Ai que saudade do meu latim

Euclides Benedito de Oliveira
Publicado no jornal O Estado de São Paulo, 12 de agosto de 1990

Não faz muito tempo o Latim era disciplina obrigatória no ginásio, com aperfeiçoamento para aqueles que seguiam o curso Clássico. Aprendiam todos a declinar a “rosa” e o “qui, quae, quod”. Os mais espertos acompanhavam César na travessia do Rubicão ou chegavam a declamar as catilinárias de Cícero.

No vestibular de Direito, o latim era eliminatório. E muito se exigia, como ainda se faz preciso, no estudo do Direito Romano. Hoje é língua morta. Talvez a usem os padres na leitura do breviário ou nas visitas a Roma. Não mais em missas, batizados ou qualquer outro ato litúrgico. Apesar disso, e mesmo sem que ninguém o estude, o Latim continua vivo e de largo uso na linguagem forense, tanto a falada quando a escrita. Sabem-no de ouvido ou por erudita leitura já os estudantes, capricham nele os aplicados estagiários e forram-se de usá-lo os causídicos militantes, assim como os jurisconsultos e magistrados, abrilhando seus arrazoados ou decisórios.

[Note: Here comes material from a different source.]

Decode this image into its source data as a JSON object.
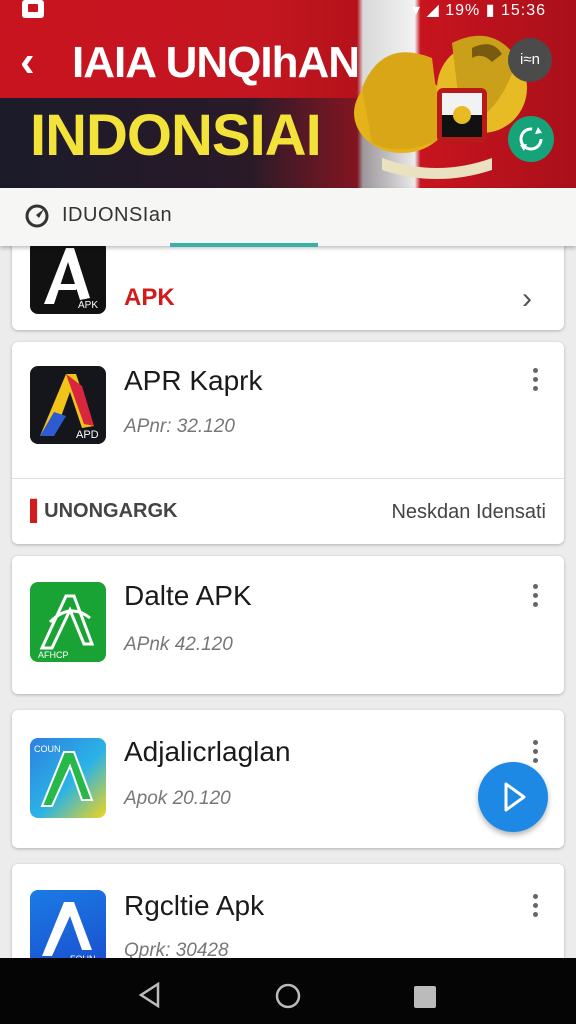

Acontece que, por incúria ou natural desconhecimento, cometem-se certas barbaridades no uso do latinório. Algumas vezes passam desapercebidas, ou até se disseminam como expressões de alto louvor. Por exemplo, é bastante usada a expressão “data venia”, em sinal de respeitosa discordância. Mas há quem não se contente, e prefere o superlativo “datissima venia” , em inadmissível aportuguesamento do tempo verbal. Não poucas vezes ocorre confusão do tradutor. Como no caso do recém – formado que, açodadamente, trocou uma petição de “Habeas Corpus” por “Corpus Christi”. Pior ainda a referência ao célebre conclamo de César – “alea jacta est”-, que um rábula do interior entendeu como “o alho está no jacá” (“sic”). Mais curiosa e engraçada a inicial de inventários narrando que o “de cujus” deixou uma decuja e dois decujinhos… Se era latinista, o autor da herança deve ter se revirado no túmulo.

Há quem se ofenda, por estranhar os sons de frase dita em tom agressivo: “Mater tua mala burra est”. De pronto, rebate: “É a sua !”, quando na verdade apenas se disse: “Tua mãe come maças (mala) estragadas (burra)”.
Muito feio quando se era na pronuncia. E o risco é grande em face da invasão do inglês, onde o “i” soa como “ai”. Em sustentação oral, pedindo o adiamento da audiência por estarem as partes em vias de composição, frisou o peticionário que o processo deveria ser suspenso “saine daie”, querendo dizer “sine die” (sem dia certo) .

Fato real, bem pitoresco, deu-se na sala de audiência de uma Vara Criminal. Era um caso de lesão corporal simples, sem testemunhas de acusação, a vítima desaparecida. Como o réu alegava legítima defesa, certamente seria absolvido. Apesar disso o defensor fez questão de ouvir suas três testemunhas. Aconteceu que uma delas, para surpresa geral, disse que tinha presenciado a briga. E desatou a falar, contando que o réu havia provocado e perseguido a vítima, sem razão plausível, aplicando-lhe um valente pontapé no traseiro. Então o promotor, comentando a situação desfavorável ao réu, ocasionada pela “abundância” da própria defesa, fez uma observação jocosa: “Pois é, dizem que “quod abundat non nocet”, mas desta vez o “abundat” prejudicou!”. O advogado entendeu mal a última expressão em vista do “t” mudo e lançou indignado protesto ao meritíssimo juiz, em defesa de seu cliente e da própria moralidade da Justiça!